O’Neill ruled that potential harm to salmon facing low and warm water conditions at this time outweighs the potential harm to irrigators, who receive Trinity River water through the Central Valley Project, next year.

Tribal leaders, fishermen and scientists pressured the Bureau to release the water to prevent a fish kill like the one that took place in September 2002 on the lower Klamath, when over 68,000 salmon died of disease spurred by low and warm water conditions.

“The judge’s denial of the TRO made my day,” said Dania Colegrove, a member of the Hoopa Valley Tribe and organizer for Got Water? “The Bureau made their decision after weeks of us waiting to see if they were going to let the salmon die before releasing water. This is water that belongs in the river. Westlands is just going have to cut back because the health of the river needs to come first before the crops that get shipped out of the country."

The judge agreed with federal, state and Tribal scientists that conditions similar to those that preceded the fish kill of 2002 warranted the emergency releases.

“The flow augmentation releases are designed to prevent a potentially serious fish die-off from impacting salmon populations entering the Klamath River estuary. There is no dispute—and the record clearly reflects—that the 2002 fish kill had severe impacts on commercial fishing interests and tribal fishing rights, and that another fish kill would likely have similar impacts," said Judge O'Neill.

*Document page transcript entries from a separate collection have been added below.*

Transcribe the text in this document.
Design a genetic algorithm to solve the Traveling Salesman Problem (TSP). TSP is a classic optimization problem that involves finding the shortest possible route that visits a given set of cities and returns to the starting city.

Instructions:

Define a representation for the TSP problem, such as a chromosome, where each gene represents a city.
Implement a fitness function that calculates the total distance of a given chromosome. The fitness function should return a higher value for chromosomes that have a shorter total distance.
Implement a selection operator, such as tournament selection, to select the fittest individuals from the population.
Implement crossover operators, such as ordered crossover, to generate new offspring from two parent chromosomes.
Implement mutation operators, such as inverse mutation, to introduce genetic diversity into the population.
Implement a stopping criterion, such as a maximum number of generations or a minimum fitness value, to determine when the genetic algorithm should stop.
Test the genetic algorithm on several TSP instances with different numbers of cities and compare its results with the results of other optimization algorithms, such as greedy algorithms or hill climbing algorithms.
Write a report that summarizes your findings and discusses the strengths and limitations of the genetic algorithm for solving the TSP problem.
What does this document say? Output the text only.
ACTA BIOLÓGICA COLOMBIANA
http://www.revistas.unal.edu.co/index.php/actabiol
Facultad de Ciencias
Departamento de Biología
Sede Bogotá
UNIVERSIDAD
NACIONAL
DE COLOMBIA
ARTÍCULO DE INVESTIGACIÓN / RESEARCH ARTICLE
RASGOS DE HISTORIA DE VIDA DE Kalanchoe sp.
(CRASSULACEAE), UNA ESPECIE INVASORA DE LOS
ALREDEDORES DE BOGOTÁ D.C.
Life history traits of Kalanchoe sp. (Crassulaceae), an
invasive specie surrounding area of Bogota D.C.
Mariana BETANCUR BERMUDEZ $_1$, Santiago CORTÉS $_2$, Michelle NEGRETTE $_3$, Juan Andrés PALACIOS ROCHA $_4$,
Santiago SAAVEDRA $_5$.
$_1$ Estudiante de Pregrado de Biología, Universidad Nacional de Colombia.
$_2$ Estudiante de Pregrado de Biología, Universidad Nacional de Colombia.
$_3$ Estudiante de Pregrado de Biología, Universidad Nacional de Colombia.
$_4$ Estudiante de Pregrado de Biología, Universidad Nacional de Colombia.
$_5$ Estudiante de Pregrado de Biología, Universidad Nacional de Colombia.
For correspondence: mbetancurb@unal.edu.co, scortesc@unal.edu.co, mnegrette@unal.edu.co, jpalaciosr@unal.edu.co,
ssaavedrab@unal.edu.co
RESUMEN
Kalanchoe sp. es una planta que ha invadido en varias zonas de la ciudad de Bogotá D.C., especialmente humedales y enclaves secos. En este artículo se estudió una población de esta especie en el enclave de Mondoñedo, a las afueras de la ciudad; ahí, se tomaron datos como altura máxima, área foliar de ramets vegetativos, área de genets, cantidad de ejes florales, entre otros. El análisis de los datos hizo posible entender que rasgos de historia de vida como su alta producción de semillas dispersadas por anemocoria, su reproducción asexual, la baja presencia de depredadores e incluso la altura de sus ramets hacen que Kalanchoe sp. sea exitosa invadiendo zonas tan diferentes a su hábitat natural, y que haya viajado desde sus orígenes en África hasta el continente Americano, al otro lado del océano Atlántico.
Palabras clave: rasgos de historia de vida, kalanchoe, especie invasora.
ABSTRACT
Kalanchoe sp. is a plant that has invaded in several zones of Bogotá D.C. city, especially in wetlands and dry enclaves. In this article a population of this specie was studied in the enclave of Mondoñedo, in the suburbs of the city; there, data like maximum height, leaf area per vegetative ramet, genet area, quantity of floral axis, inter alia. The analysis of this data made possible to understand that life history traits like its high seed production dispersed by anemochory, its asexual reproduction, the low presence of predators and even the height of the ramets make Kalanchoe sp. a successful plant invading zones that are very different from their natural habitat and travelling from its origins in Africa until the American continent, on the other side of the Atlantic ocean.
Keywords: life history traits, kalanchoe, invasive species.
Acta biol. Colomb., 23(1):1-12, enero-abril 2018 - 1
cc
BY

Hoopa Valley Fisheries Department manager Mike Orcutt told the Two Rivers Tribune, “It's great for the tribes and a good example of the capabilities of the Hoopa Valley Tribe and others who have worked hard on the court case—the Yurok Tribe and commercial fishermen (Pacific Coast Federation of Fishermen's Associations). It’s also good that federal trust responsibility to the tribes is finally being acknowledged and mentioned federal court orders.”

In his ruling, O'Neill cited statements from Joshua Strange, tribal fisheries consultant, that the emergency water releases were needed to prevent an outbreak of disease from Ich (Ichthyophthirius multifiliis), that infects fish when they are crowded together in low, warm water conditions.

"Dr. Joshua Strange, who among the testifying experts appears to have the most relevant background, education and experience relative to the key issues, emphasized the importance of the flow component in light of the biology of the Ich parasite...Dr. Strange emphasized the importance of preventing an Ich outbreak before one occurs, given that it is very difficult to get ahead of the disease once it takes hold in a population."

The Judge also disagreed with the plaintiffs' expert, Dr. Charles Hanson, that the 2014 flow augmentation releases (FARs) would harm the winter-run and spring run Chinook on the Sacramento River by potentially impacting the pool of cold water available in the Upper Trinity River and Upper Sacramento River in 2015.

"Reclamation’s Mr. Milligan agrees that the 2014 FARs have the potential to impact the cold water pool, Milligan Decl. at ¶10, but this does not necessarily translate into an inability to protect fish runs in the Sacramento River Basin. Reclamation concluded that implementation of the 2014 FARs will not foreclose its ability to implement protective measures called for in the relevant ESA biological opinions governing listed species in the Sacramento River Basin. Plaintiffs have submitted no evidence to the contrary," O'Neill concluded.

Reclamation began increasing releases from Lewiston Dam at 7 a.m. on Saturday, Aug. 23, from approximately 450 cubic feet per second to approximately 950 cfs to achieve a flow rate of 2,500 cfs in the lower Klamath River.

At 7 a.m. on Monday, Aug. 25, the Bureau increased releases from Lewiston Dam to approximately 2,450 cfs to achieve a flow rate of approximately 4,000 cfs in the lower Klamath River.

That release was maintained for approximately 24 hours before returning to approximately 950 cfs and will be regulated at approximately that level as necessary to maintain lower Klamath River flows at 2,500 cfs until approximately Sunday, Sept. 14. "River and fishery conditions will be continuously monitored, and those conditions will determine the duration," the Bureau stated.